Both done on different version of Geekbench though. The 4690k was done on v 3.3.2 yet the 6600k was done on the older v 3.1.2. Why would you run a older version apart from making a cpu look better than it actually is? The comparisons of Cinebench at the begining of the thread are the same. You can't compare scores between R11.5 and R15 as they are different. Benchmarks need to be the same version or they are useless.

Hopefully more benchmarks will get leaked soon, with identical versions of the benchmark. I didn't notice the versions of geekbench were different.
 
The benches were apparently actually guesses based on available information originally posted on a Turkish site.

The geekbench wasn't a guess, it was validated on their website.

Best to link sources to statements, or these forums would be full of statements like that.

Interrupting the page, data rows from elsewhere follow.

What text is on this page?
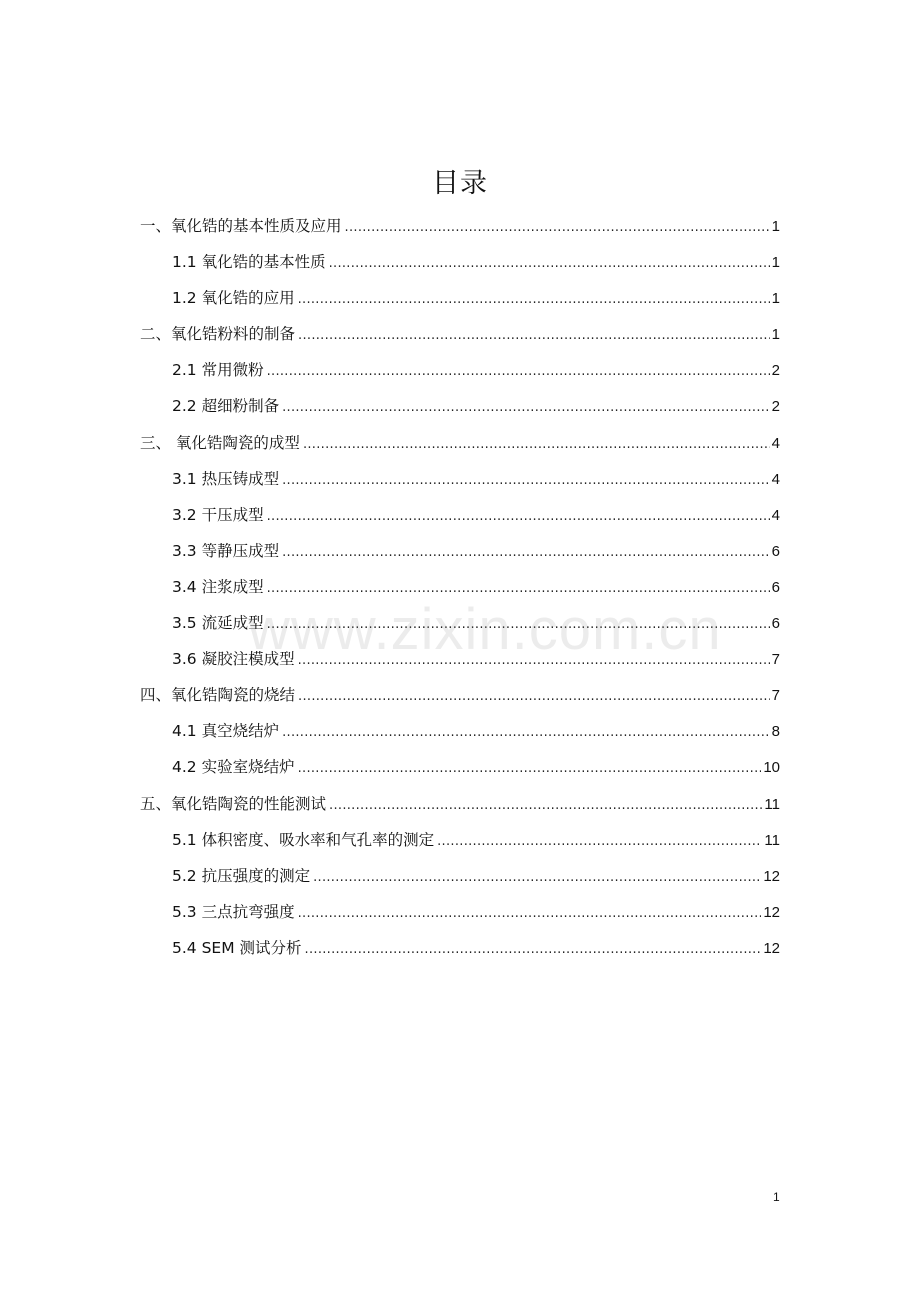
目录
一、氧化锆的基本性质及应用 .....	1
1.1 氧化锆的基本性质 .....	1
1.2 氧化锆的应用 .....	1
二、氧化锆粉料的制备 .....	1
2.1 常用微粉 .....	2
2.2 超细粉制备 .....	2
三、 氧化锆陶瓷的成型 .....	4
3.1 热压铸成型 .....	4
3.2 干压成型 .....	4
3.3 等静压成型 .....	6
3.4 注浆成型 .....	6
3.5 流延成型 .....	6
3.6 凝胶注模成型 .....	7
四、氧化锆陶瓷的烧结 .....	7
4.1 真空烧结炉 .....	8
4.2 实验室烧结炉 .....	10
五、氧化锆陶瓷的性能测试 .....	11
5.1 体积密度、吸水率和气孔率的测定 .....	11
5.2 抗压强度的测定 .....	12
5.3 三点抗弯强度 .....	12
5.4 SEM 测试分析 .....	12
www.zixin.com.cn
1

For example "A Egyptian website found that Skylake can overclock reliably to 23Ghz"
 
The benches were apparently actually guesses based on available information originally posted on a Turkish site.

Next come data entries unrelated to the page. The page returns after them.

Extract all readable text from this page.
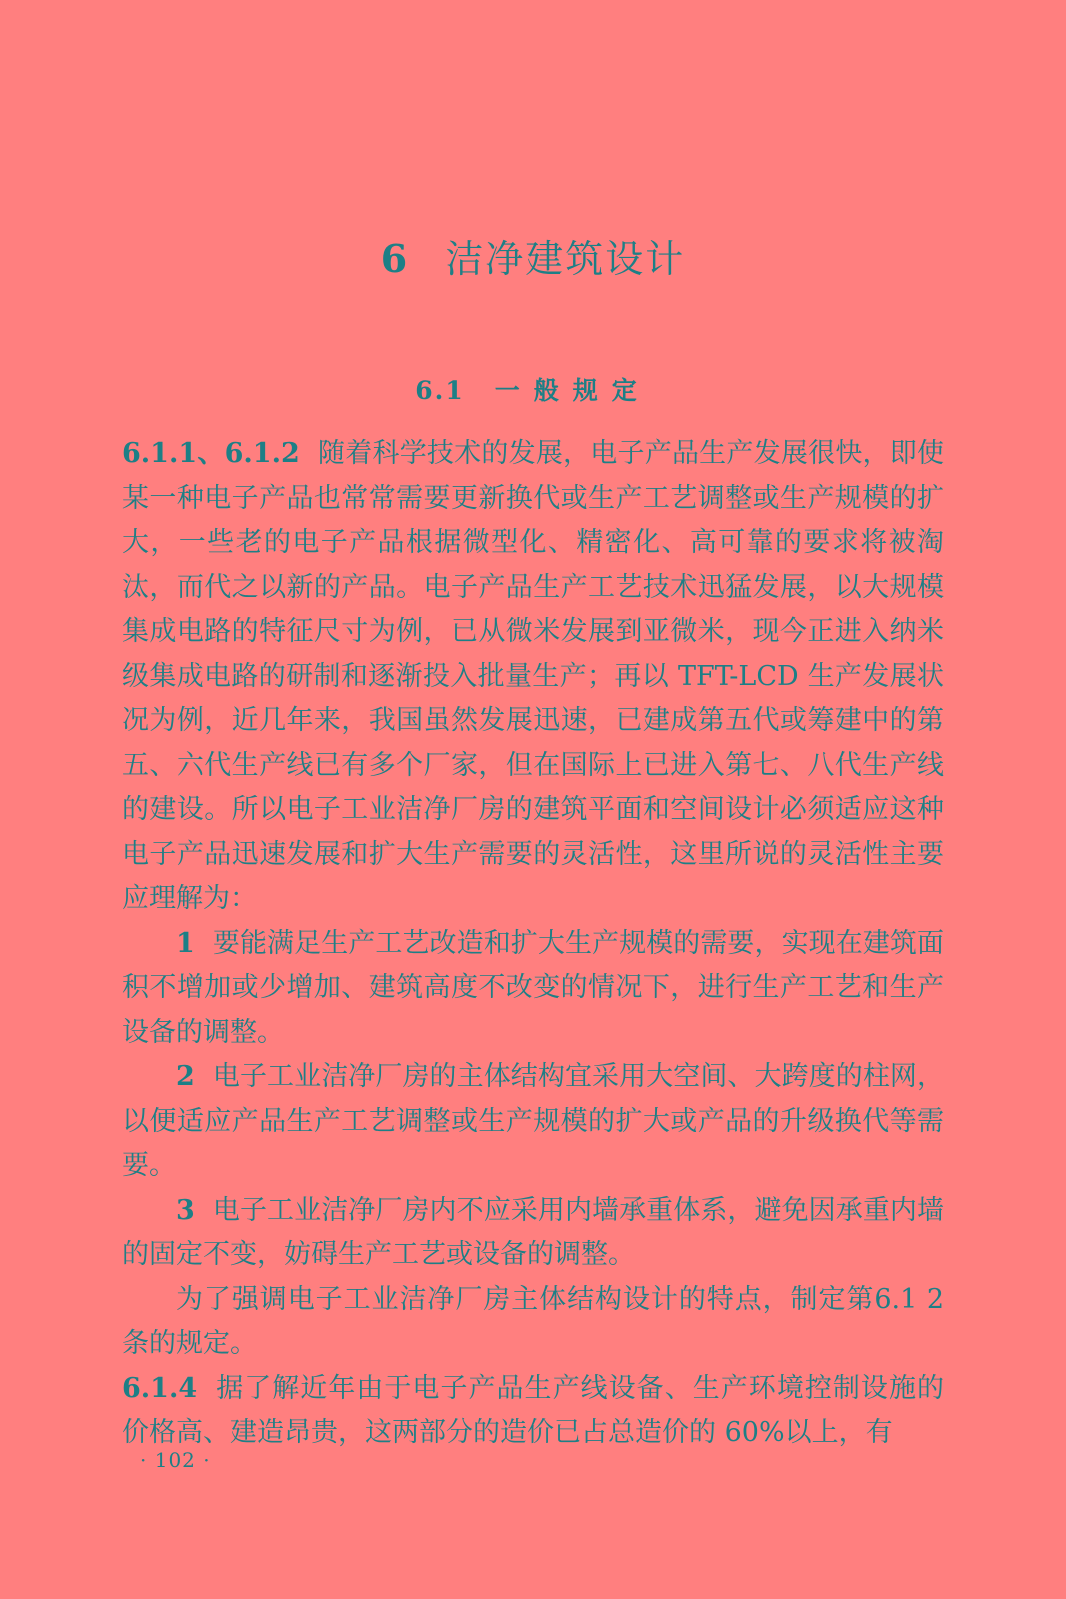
6 洁净建筑设计
6.1 一般规定

6.1.1、6.1.2 随着科学技术的发展，电子产品生产发展很快，即使某一种电子产品也常常需要更新换代或生产工艺调整或生产规模的扩大，一些老的电子产品根据微型化、精密化、高可靠的要求将被淘汰，而代之以新的产品。电子产品生产工艺技术迅猛发展，以大规模集成电路的特征尺寸为例，已从微米发展到亚微米，现今正进入纳米级集成电路的研制和逐渐投入批量生产；再以 TFT-LCD 生产发展状况为例，近几年来，我国虽然发展迅速，已建成第五代或筹建中的第五、六代生产线已有多个厂家，但在国际上已进入第七、八代生产线的建设。所以电子工业洁净厂房的建筑平面和空间设计必须适应这种电子产品迅速发展和扩大生产需要的灵活性，这里所说的灵活性主要应理解为：

1 要能满足生产工艺改造和扩大生产规模的需要，实现在建筑面积不增加或少增加、建筑高度不改变的情况下，进行生产工艺和生产设备的调整。

2 电子工业洁净厂房的主体结构宜采用大空间、大跨度的柱网，以便适应产品生产工艺调整或生产规模的扩大或产品的升级换代等需要。

3 电子工业洁净厂房内不应采用内墙承重体系，避免因承重内墙的固定不变，妨碍生产工艺或设备的调整。

为了强调电子工业洁净厂房主体结构设计的特点，制定第6.1 2条的规定。

6.1.4 据了解近年由于电子产品生产线设备、生产环境控制设施的价格高、建造昂贵，这两部分的造价已占总造价的 60%以上，有

· 102 ·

Lol, so we have no real idea how these perform yet then. Best to wait for reviews.

How many here will be willing to switch from 4770K / 4790K is it's over 10% quicker?

Is it even worth it?
 
Because it sits between the 5820K and 4970K when it's released?

The 6*** series is then going to replace the 4***, whilst the 5*** is still going to remain for sale.
 
Intel like to play mind tricks with their charts.

Quite often on their roadmaps they will make the release date of new chips very vague by overlapping two arch's like this:

y2mEq9i.jpg

They do like their arrows.
 
Lol, so we have no real idea how these perform yet then. Best to wait for reviews.

How many here will be willing to switch from 4770K / 4790K is it's over 10% quicker?

Is it even worth it?

Orangey failed to give any source for his accusation that both benches were fake, even when I asked him in an earlier post.

You and I, and others, have already commented several times in this thread that it would not be a wise decision to upgrade from Haswell to Skylake. There's simply not going to be enough difference to warrant it. Even if Skylake had 20% improved IPC and similar clocks - the difference in games would be only a couple of FPS etc.

Instead it's the Nehalem and Sandy Bridge users (possibly Ivy Bridge, due to the age of the chipset) that would see the most benefit. It would be like night and day upgrading from a I7 900 series to the top Skylake model, for example.

Then you have to factor in the huge improvements in the Z170 chipset - namely the DMI upgrade from v2 to v3 - which upgrades the link between the PCH and CPU from PCI-E V2 (as found on Z97, Z87 etc) to PCI-E v3 - giving loads of bandwidth to support PCI-E NVME SSD's, without any bottleneck.